Friday, December 01, 2017

Animosity

Burrowing again into Walks and Talks of an American Farmer in England, I find Olmstead making an observation I had not known, but should have realised. Americans in 1850 had much more resentment and enmity toward England than England had for us. We had had no other military foes in our existence, so events of forty or seventy years previous still loomed large. Boys at games played at Americans versus the British; bad laws were assumed to descend from England.

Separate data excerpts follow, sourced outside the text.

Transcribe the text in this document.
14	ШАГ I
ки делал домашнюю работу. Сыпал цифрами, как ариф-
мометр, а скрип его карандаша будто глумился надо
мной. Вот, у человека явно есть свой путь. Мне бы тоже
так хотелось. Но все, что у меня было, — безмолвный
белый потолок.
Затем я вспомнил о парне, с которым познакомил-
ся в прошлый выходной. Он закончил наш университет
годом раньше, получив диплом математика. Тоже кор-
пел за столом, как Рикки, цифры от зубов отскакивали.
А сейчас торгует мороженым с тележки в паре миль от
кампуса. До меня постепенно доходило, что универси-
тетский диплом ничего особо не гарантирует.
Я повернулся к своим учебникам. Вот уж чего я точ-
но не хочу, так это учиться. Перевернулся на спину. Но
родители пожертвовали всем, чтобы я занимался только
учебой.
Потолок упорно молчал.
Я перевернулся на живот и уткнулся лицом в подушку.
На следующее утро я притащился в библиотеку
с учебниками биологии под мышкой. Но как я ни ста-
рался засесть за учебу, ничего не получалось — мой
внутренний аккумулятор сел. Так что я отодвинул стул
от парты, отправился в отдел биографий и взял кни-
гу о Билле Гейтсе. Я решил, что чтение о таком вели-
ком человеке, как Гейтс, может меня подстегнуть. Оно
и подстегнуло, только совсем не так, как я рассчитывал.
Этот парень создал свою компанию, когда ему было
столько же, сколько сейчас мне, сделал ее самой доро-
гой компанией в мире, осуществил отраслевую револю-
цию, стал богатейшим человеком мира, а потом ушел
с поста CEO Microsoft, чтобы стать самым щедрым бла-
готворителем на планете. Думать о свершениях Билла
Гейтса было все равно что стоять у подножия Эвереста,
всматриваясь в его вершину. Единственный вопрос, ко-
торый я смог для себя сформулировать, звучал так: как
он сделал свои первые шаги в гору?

The English rather liked us, regarding us as rowdy younger brothers.  Most agreed that the American colonies should have become independent, as King George was indeed wrong. Not one in a hundred even knew there had been a War of 1812. Britain had been at war with half the world by then, and were more focused on France, Spain, or Germany. "The uneducated, common people in general know no difference between America and Russia." They enquired about us with an eye to emigration, for themselves or their children. They approved of our form of government and wish they had more of it. Even among the wealthier - though Olmstead did not meet any aristocracy - this was so.

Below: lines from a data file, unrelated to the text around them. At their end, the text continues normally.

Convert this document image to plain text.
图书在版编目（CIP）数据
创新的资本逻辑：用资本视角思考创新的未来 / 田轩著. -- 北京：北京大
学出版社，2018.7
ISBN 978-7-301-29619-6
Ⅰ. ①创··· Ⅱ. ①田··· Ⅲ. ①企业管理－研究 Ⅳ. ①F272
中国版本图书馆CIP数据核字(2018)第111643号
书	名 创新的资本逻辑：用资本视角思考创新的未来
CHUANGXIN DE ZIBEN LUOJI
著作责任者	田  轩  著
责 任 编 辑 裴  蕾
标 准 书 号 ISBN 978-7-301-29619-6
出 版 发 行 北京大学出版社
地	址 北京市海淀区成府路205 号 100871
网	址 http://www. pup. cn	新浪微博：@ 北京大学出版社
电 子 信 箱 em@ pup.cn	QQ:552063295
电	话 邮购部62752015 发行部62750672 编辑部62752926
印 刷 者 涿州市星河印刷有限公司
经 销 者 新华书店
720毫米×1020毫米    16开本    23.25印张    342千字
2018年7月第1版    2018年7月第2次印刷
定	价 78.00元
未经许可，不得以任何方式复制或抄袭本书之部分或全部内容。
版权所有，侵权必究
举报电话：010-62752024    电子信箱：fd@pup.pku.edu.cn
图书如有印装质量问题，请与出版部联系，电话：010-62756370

One thing they held against us, slavery, which they believed was equally practiced and shared in throughout the United States. They could understand such a thing occurring in more primitive places, but not in civilised lands. They believed only the worst of the exaggerated stories (Walks and Talks was written before The Cotton Kingdom, and Olmstead still thought the reports about the South to be one-sided), though that is always true of news from far-off places.

Another note:  Olmstead seldom if ever uses the name "United States," it is always "America." I wonder if that was more common in the North, where the concept of union, and commonality, was stronger.

1 comment:

Texan99 said...

I believe i grew up saying America, and only learned to switch to "The United States" as an adult.